Antologia Poética a Augusto dos Anjos
Falas de amor, e eu ouço tudo e calo!
O amor da humanidade é uma mentira.
É. É por isso que na minha lira
De amores fúteis pouco falo.
A antítese do novo e do obsoleto,
O Amor e a Paz, o Ódio e a Carnificina,
O que o homem ama e o que o homem abomina,
Tudo convém para o homem ser completo.
Junta-se um hemisfério a outro hemisfério,
Às alegrias juntam-se as tristezas,
E o carpinteiro que fabrica as mesas
Faz também os caixões do cemitério!
O homem por sobre quem caiu a praga
Da tristeza do mundo, o homem é triste
Para todos os séculos que existe
E nunca mais o seu pesar se apaga!
Não crê em nada, pois não há nada que traga
Consolo a sua mágoa, a que só ele assiste.
Quer resistir, e quanto mias resiste
Mais se lhe aumenta e se lhe afunda a chaga.
Pois é possível que Eu, causa do mundo,
Quanto mais em mim mesma me aprofundo,
menos interiormente me conheço?!
O mundo é um sepulcro de tristeza,
Ali, por entre matas de ciprestes,
Foge a justiça e geme a natureza.
Não, não quero meu sonho sepultado
No cemitério da desilusão.
Que não se enterra assim sem compaixão,
Os escombros malditos de um passado.
Por que choras tristonho lírio,
Se eu sou o carvalho eterno que te chora,
Para que pendes o cálice que enflora
Teu seio branco do palor do círio?!
A praça estava cheia. O condenado
Transpunha nobremente o cadafalso,
puro de crime, isento de pecado,
vítima augusta de indelével falso.
Bendito seja o amor que infiltra na alma o enleio
E santifica a existência o cardo,
_ Amor que é mirra e que é sagrado nardo,
Turificando a languidez dum seio.
O amor, porém, que seja da Desgraça veio
Maldito seja, seja como o fardo
Desta descrença funeral em que ardo
E com que o fogo da paixão ateio!
_E tu velas, a sós, no pó da fulgurância,
Como uma velha cruz vela na sombra morta!
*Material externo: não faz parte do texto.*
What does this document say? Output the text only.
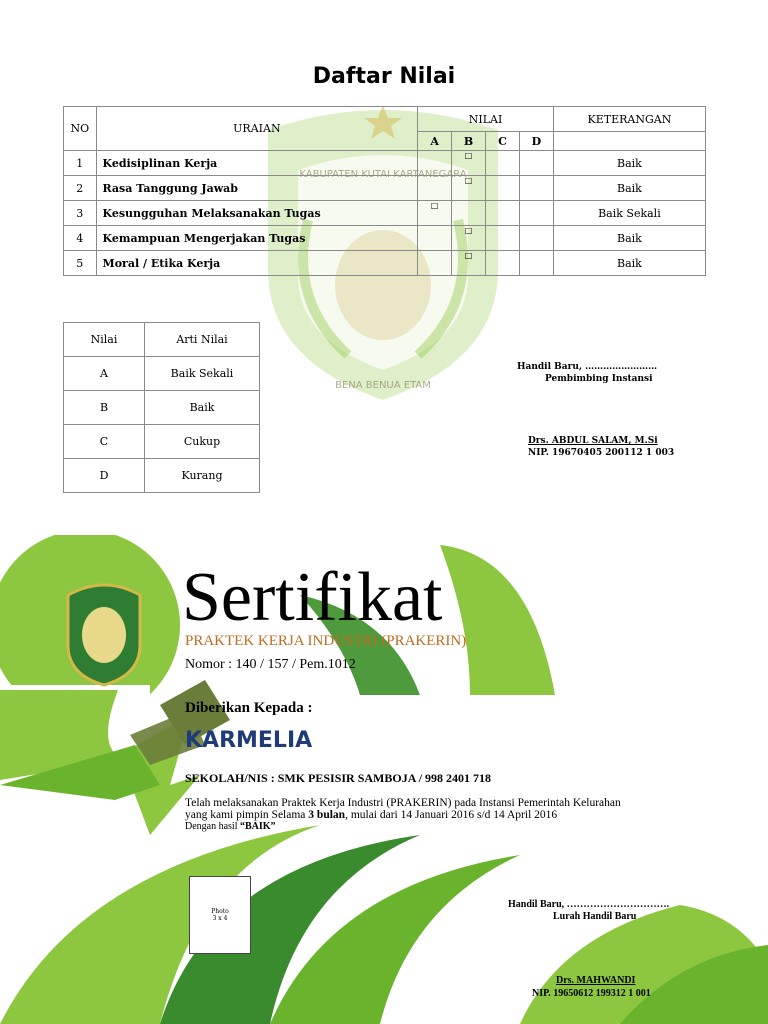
KABUPATEN KUTAI KARTANEGARA
BENA BENUA ETAM
Daftar Nilai
NO	URAIAN	NILAI				KETERANGAN
		A	B	C	D	
1	Kedisiplinan Kerja		□			Baik
2	Rasa Tanggung Jawab		□			Baik
3	Kesungguhan Melaksanakan Tugas	□				Baik Sekali
4	Kemampuan Mengerjakan Tugas		□			Baik
5	Moral / Etika Kerja		□			Baik
Nilai	Arti Nilai
A	Baik Sekali
B	Baik
C	Cukup
D	Kurang
Handil Baru, ……………………
Pembimbing Instansi
Drs. ABDUL SALAM, M.Si
NIP. 19670405 200112 1 003
Sertifikat
PRAKTEK KERJA INDUSTRI (PRAKERIN)
Nomor : 140 / 157 / Pem.1012
Diberikan Kepada :
KARMELIA
SEKOLAH/NIS : SMK PESISIR SAMBOJA / 998 2401 718
Telah melaksanakan Praktek Kerja Industri (PRAKERIN) pada Instansi Pemerintah Kelurahan
yang kami pimpin Selama 3 bulan, mulai dari 14 Januari 2016 s/d 14 April 2016
Dengan hasil “BAIK”
Photo
3 x 4
Handil Baru, ………………………….
Lurah Handil Baru
Drs. MAHWANDI
NIP. 19650612 199312 1 001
Fora, a noite é tumbal... E a saudade da infância,
Como uma alma de mãe, acalenta-me e conforta!
O Riso, o voltairesco palhaço, quem mede-o?
_ Ele, que ao frio alvor da mágoa humana,
Na Via - Láctea do Nirvana,
Alenta a vida que tombou de tédio!
E bebi! Mas sei por que bebi!... Buscava,
Em vedes nuanças de miragem, ver
Se esta ânsia suprema de beber
Achava a glória que ninguém achava!
E todo dia então me embriagava,
_Novo Sileno,_ em busca de ascender
A essa babel fictícia do prazer
Que procuravam e que eu procurava.
Sei que durante toda a travessia
Da minha infância, vivia,
Assim como uma casa abandonada.
Vinte e quatro anos em vinte quatro horas...
Sei que na infância nunca tive auroras,
E afora isso, eu já não sei mais nada!
P.S: Espere por mim Augusto, magnífico anjo poético.